Why is Gitlab-Runner stuck when an error occurs with a background task (and how to handle it properly)?

You may need to launch a background script in your CI/CD pipeline. For instance, if you deploy through a VPN, you’ll probably start your stage with a command to open the tunnel, followed by an ampersand to make it run in the background (and maybe a sleep to wait for the connection to be ready).

If you do that, you’ll have to stop the process, using kill or pkill for instance, or your shell script will not end, until your runner stops it because of its timeout.

If an error occurs, your script will terminate (Gitlab runs Bash with some flags in order to immediately stop a job instead of allowing a broken artifact to be published), but the background task won’t be interrupted, and the runner will still wait for its completion.

TL;DR: we have to stop our background tasks when the script succeed but also when it fails.

Can we handle that in the after_script ?

To run an action after the script section, the best location is after_script. Indeed, it is called even if the script fails. However, it won’t be called before the script part ends, so it won’t help in this situation.

By the way, if you want to launch a background task in the before_script section, you’ll certainly have to close it in that section too, and open it again in the script block if you need it (in that case, using a single script section seems more appropriate).

Using trap

POSIX shells have no try-catch-finally features. Instead, the trap built-in allows us to catch some signals (such as SIGINT or SIGQUIT), but not scripting errors. However, Bash extends trap to handle them, so we can use it to close our background jobs. If you’re not using Bash, you can search for an equivalent with your shell interpreter if there is any.

Here’s an example:

my_stage:
  script: # language=sh
    - sudo openfortivpn -c /etc/openfortivpn/my-tunnel-config.conf > /dev/null & sleep 5'
    - |
      cleanup() { 
        echo "trap $1"; 
        sudo pkill openfortivpn;
      }
      set -Ee;
      trap cleanup 1 2 3 6 ERR;

    - #[...]
    - sudo pkill openfortivpn

So, I open an openfortivpn ppp connection, and I wait for 5 seconds to be sure it’s ready (I could also use a loop and a ping probe for instance, but I know 5 seconds are enough for my gateway).

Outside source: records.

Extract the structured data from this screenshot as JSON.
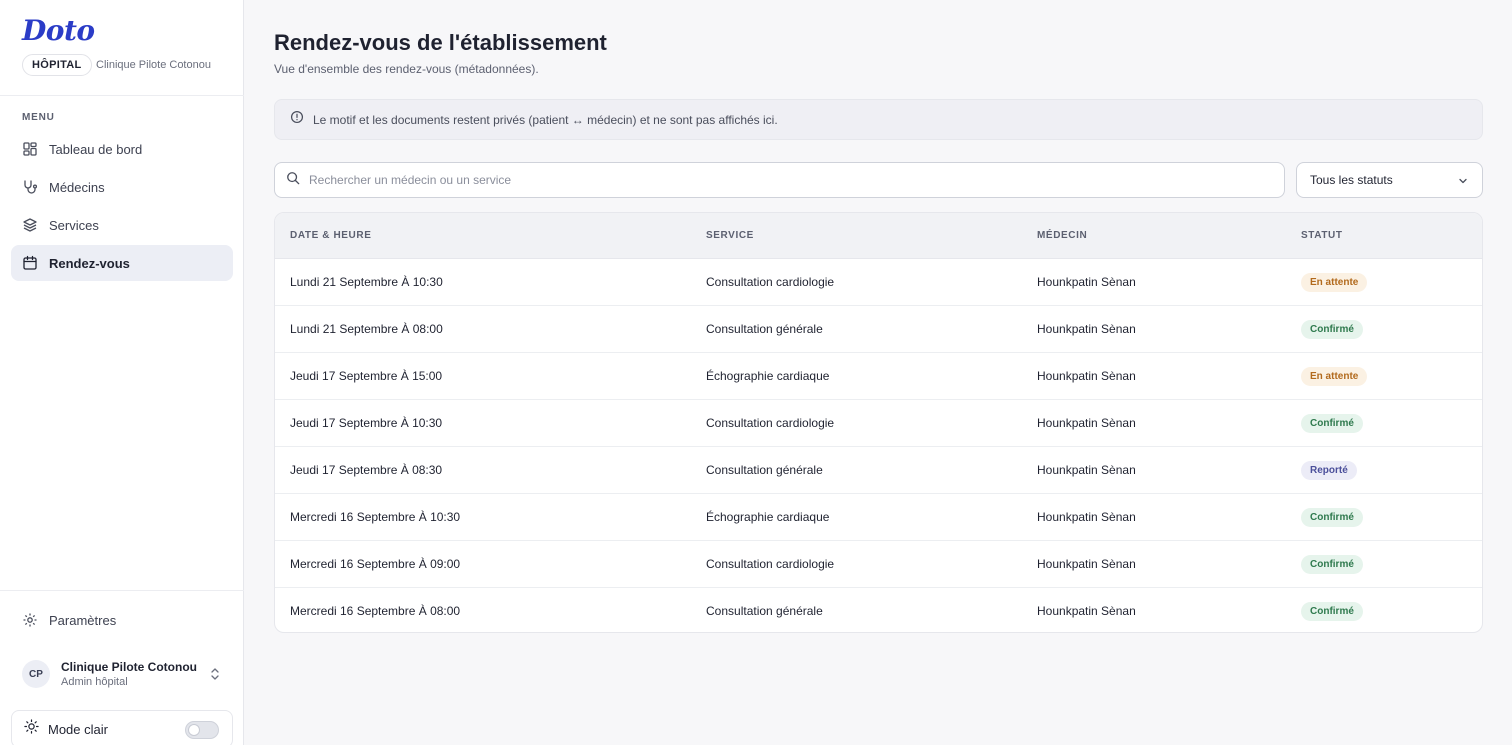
{
  "app": {
    "logo": "Doto",
    "role_badge": "HÔPITAL",
    "clinic_name": "Clinique Pilote Cotonou"
  },
  "sidebar": {
    "menu_label": "MENU",
    "items": [
      {
        "label": "Tableau de bord",
        "icon": "dashboard-icon"
      },
      {
        "label": "Médecins",
        "icon": "stethoscope-icon"
      },
      {
        "label": "Services",
        "icon": "layers-icon"
      },
      {
        "label": "Rendez-vous",
        "icon": "calendar-icon",
        "active": true
      }
    ],
    "settings_label": "Paramètres",
    "profile": {
      "initials": "CP",
      "name": "Clinique Pilote Cotonou",
      "role": "Admin hôpital"
    },
    "mode_label": "Mode clair"
  },
  "main": {
    "title": "Rendez-vous de l'établissement",
    "subtitle": "Vue d'ensemble des rendez-vous (métadonnées).",
    "info_banner": "Le motif et les documents restent privés (patient ↔ médecin) et ne sont pas affichés ici.",
    "search_placeholder": "Rechercher un médecin ou un service",
    "status_filter": "Tous les statuts",
    "table": {
      "headers": [
        "DATE & HEURE",
        "SERVICE",
        "MÉDECIN",
        "STATUT"
      ],
      "rows": [
        {
          "date": "Lundi 21 Septembre À 10:30",
          "service": "Consultation cardiologie",
          "doctor": "Hounkpatin Sènan",
          "status": "En attente"
        },
        {
          "date": "Lundi 21 Septembre À 08:00",
          "service": "Consultation générale",
          "doctor": "Hounkpatin Sènan",
          "status": "Confirmé"
        },
        {
          "date": "Jeudi 17 Septembre À 15:00",
          "service": "Échographie cardiaque",
          "doctor": "Hounkpatin Sènan",
          "status": "En attente"
        },
        {
          "date": "Jeudi 17 Septembre À 10:30",
          "service": "Consultation cardiologie",
          "doctor": "Hounkpatin Sènan",
          "status": "Confirmé"
        },
        {
          "date": "Jeudi 17 Septembre À 08:30",
          "service": "Consultation générale",
          "doctor": "Hounkpatin Sènan",
          "status": "Reporté"
        },
        {
          "date": "Mercredi 16 Septembre À 10:30",
          "service": "Échographie cardiaque",
          "doctor": "Hounkpatin Sènan",
          "status": "Confirmé"
        },
        {
          "date": "Mercredi 16 Septembre À 09:00",
          "service": "Consultation cardiologie",
          "doctor": "Hounkpatin Sènan",
          "status": "Confirmé"
        },
        {
          "date": "Mercredi 16 Septembre À 08:00",
          "service": "Consultation générale",
          "doctor": "Hounkpatin Sènan",
          "status": "Confirmé"
        }
      ]
    }
  },
  "colors": {
    "brand": "#2b3cc7",
    "pending": "#b26a1d",
    "confirmed": "#2f7a4e",
    "postponed": "#4b4f9a"
  }
}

Then, I define a cleanup function that will first echo which signal was caught (empty if ERR), and then kill the openfortivpn job.

Then, I enabled the errtrace flag (set -E, which is equivalent to set -o errtrace) to be able to trap ERR.

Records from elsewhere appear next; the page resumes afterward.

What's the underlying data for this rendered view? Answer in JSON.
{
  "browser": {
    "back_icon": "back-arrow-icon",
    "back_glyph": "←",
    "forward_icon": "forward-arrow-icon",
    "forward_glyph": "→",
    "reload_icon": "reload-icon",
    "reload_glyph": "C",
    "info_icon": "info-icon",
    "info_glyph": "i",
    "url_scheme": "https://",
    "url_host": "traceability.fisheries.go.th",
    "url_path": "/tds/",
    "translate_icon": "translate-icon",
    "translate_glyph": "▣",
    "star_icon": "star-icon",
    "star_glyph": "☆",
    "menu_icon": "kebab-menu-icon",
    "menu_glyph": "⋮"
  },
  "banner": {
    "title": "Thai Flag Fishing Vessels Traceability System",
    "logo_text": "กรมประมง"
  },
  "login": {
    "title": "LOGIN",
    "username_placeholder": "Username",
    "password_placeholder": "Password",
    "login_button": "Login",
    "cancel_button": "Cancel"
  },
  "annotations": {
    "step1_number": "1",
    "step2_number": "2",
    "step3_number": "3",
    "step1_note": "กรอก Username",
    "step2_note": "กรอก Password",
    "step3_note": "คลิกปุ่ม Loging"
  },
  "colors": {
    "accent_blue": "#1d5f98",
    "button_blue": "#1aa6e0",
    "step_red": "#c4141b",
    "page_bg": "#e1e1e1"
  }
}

Finally, I added a trap on SIGHUP, SIGINT, SIGQUIT, SIGABRT, and the non-standard ERR signal.

Once this is set up, I can put the rest of my script.

When I no longer needs the tunnel, I still close explicitly the job.

(Out of topic) Side note and security concerns in my example

The language=sh comment is useful for Jetbrains’ IDEs, so they understand the whole array is a language injection. They’ll provide both syntactic coloration and analysis if you do so.

In my example, I run openfortivpn and pkill using sudo in the script, of course without password. To do so, you have to whitelist the full command-line (program and arguments) in the sudoers, without wildcard characters, unless you want the people that write the scripts to be able to get root privileges on your runner instance.

gitlab-runner ALL=(ALL) NOPASSWD: /usr/bin/openfortivpn -c /etc/openfortivpn/my-tunnel-config.conf
gitlab-runner ALL=(ALL) NOPASSWD: /usr/bin/pkill openfortivpn

By the way, no-one except the root user should be allowed to read the content of /etc/openfortivpn/my-tunnel-config.conf. And if you put the credentials in your project tree, don’t forget they won’t be private anymore.